What does this mean in real terms? In developing countries, things like infrastructure, energy, transport, agriculture as well as important public services such as certain aspects of the healthcare or education systems are to be increasingly taken over by profit-driven companies and packaged and traded on international financial markets in the form of complex financial products. In this way, the countries concerned are becoming increasingly integrated into globalized financial markets over which they have no control. The financialization of development continues its forward march. This is in fundamental contradiction to the SDG principle of leaving no one behind, as it is precisely the poorest who cannot pay for access to education and healthcare. On the other hand, public access for all is not profitable for firms and investors.

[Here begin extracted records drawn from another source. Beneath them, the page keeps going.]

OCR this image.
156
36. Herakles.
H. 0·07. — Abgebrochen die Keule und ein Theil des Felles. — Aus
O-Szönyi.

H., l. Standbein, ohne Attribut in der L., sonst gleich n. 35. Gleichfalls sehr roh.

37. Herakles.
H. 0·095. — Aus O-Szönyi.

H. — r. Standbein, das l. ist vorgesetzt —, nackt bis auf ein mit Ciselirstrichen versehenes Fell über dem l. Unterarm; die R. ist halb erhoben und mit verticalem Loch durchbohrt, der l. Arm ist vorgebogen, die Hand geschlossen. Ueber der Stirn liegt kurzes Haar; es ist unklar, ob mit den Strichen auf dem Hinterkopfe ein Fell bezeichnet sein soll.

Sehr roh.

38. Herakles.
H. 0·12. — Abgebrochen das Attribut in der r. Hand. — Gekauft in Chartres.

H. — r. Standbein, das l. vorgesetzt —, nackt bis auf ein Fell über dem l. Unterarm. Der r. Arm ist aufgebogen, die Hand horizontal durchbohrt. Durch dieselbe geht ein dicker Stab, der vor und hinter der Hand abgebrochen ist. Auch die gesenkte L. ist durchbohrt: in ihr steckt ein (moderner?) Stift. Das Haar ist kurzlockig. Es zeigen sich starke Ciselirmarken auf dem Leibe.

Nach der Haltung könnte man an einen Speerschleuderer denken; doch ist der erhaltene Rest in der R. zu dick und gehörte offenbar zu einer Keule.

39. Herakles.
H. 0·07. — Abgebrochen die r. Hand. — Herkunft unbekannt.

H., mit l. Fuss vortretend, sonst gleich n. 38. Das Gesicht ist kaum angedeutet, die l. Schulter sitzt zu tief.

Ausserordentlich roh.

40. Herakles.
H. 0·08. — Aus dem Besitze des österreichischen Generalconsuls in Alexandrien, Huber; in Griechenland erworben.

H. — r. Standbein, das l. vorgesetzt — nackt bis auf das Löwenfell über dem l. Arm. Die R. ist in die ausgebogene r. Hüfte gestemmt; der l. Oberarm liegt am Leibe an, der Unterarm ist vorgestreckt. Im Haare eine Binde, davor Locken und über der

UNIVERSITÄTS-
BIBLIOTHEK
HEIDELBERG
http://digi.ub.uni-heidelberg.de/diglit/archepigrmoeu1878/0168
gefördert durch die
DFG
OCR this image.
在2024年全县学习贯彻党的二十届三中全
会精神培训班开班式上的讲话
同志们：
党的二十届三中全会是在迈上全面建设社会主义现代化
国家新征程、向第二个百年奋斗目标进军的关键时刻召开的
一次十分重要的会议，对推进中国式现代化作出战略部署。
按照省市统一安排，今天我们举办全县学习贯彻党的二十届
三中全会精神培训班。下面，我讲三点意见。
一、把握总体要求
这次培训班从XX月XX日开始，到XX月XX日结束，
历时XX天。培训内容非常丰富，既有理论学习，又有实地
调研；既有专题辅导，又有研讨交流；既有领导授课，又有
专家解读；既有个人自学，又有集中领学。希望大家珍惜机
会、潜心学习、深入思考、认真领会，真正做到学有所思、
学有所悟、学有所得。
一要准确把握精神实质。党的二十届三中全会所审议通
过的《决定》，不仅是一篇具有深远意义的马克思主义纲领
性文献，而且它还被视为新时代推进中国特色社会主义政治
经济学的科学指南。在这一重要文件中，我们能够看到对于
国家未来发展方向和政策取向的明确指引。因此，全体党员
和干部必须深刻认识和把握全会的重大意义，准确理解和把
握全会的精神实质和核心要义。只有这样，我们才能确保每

There were also critical voices at the Building Bridges summit, for example that of Peter Bakker, CEO of the World Business Council for Sustainable Development, whose view is that the prevailing preoccupation with profit must give way to the pursuit of meaningfulness if we are to halt climate change, the destruction of the biodiversity and growing inequality. To that end, sustainability would have to take a central place in the financial industry. Achieving such a profound paradigm shift would of course call for clear and universally recognized yardsticks against which to measure the social and environmental impacts of corporate activities and tax practices. An entirely new form of transparency is also needed for entities such as banks, pension funds, reinsurers and portfolio managers, whereby they would be required to disclose the criteria guiding their trade and investment as well as the social and environmental implications of their investments. Ultimately, the question is whether companies and banks (as well as investors) are prepared to prioritize meaningfulness and sustainability over profit and, among other things, also pay higher taxes (e.g. financial transaction taxes) and thereby help reduce existing inequalities and provide the funds required to realize the SDGs. Another pivotal question is whether the financial sector of its own volition will be able to move in this direction or whether government guidelines and regulations will still be needed to bring this about.

Even at the end of the Building Bridges week, the question remains as to whether the Swiss financial centre is truly concerned with funding the SDGs and effecting the paradigm shift that this would entail – from short-term pursuit of profit to long-term sustainable development – or is instead trying to build a bridge for itself into the future and open up new profit streams by even further embedding poor countries in the international financial system.

What does financialization mean?

The Gabler Banklexikon defines financialization as the actual or perceived trend in a (capitalist) system towards ever greater importance and dominance of the financial sector with respect to other parts of the system.

Financialization arises from the trend displayed by capitalist systems towards converting all goods, merchandise, services or other tradable assets into financial instruments or derivatives thereof, in order to facilitate profitable trade in them.